- Occupation(s): Art director, Production designer
- Notable work: The Time Thief (L'Arracheuse de temps)
- Awards: Canadian Screen Award for Best Art Direction/Production Design (2022); Genie Award nomination for Best Art Direction (2010); Jutra/Iris nominations for Best Art Direction (2005, 2010, 2014, 2017);

= Jean Babin =

Canadian art director and production designer

Jean Babin is a Canadian art director and production designer. He is most noted for his work on the film The Time Thief (L'Arracheuse de temps), for which he, Arnaud Brisebois, and Ève Turcotte won the Canadian Screen Award for Best Art Direction/Production Design at the 10th Canadian Screen Awards in 2022.

He was also nominated in the same year for his work on Maria Chapdelaine, and was previously nominated at the 30th Genie Awards in 2010 for The Master Key (Grande Ourse: La Clé des possibles).
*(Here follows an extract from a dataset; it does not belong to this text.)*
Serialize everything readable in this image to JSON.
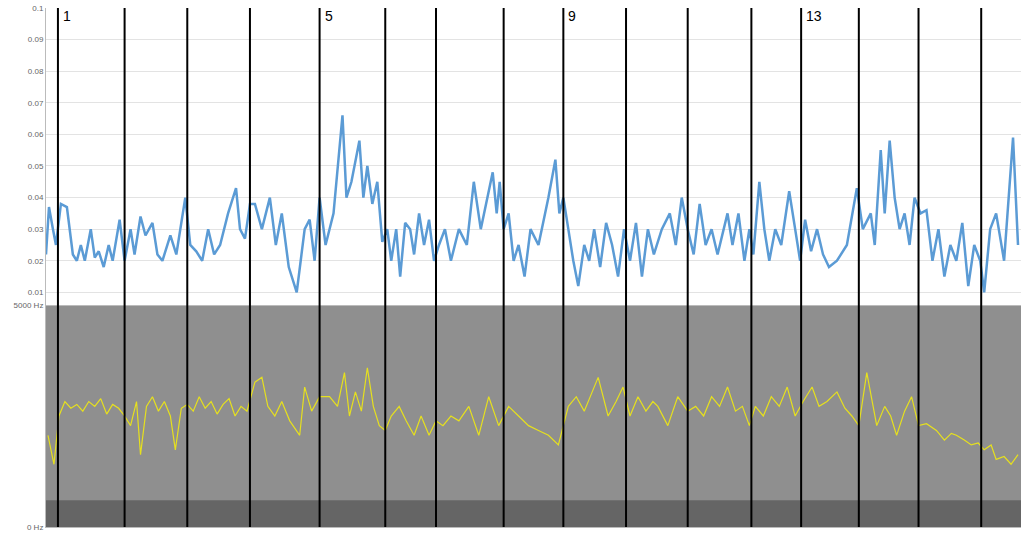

He has also been a four-time Jutra/Iris nominee for Best Art Direction, receiving nods at the 7th Jutra Awards in 2005 for Dans une galaxie près de chez vous, at the 12th Jutra Awards in 2010 for The Master Key, at the 16th Jutra Awards in 2014 for Triptych (Triptyque), and at the 19th Quebec Cinema Awards in 2017 for Wild Run: The Legend (Chasse-Galerie: La Légende).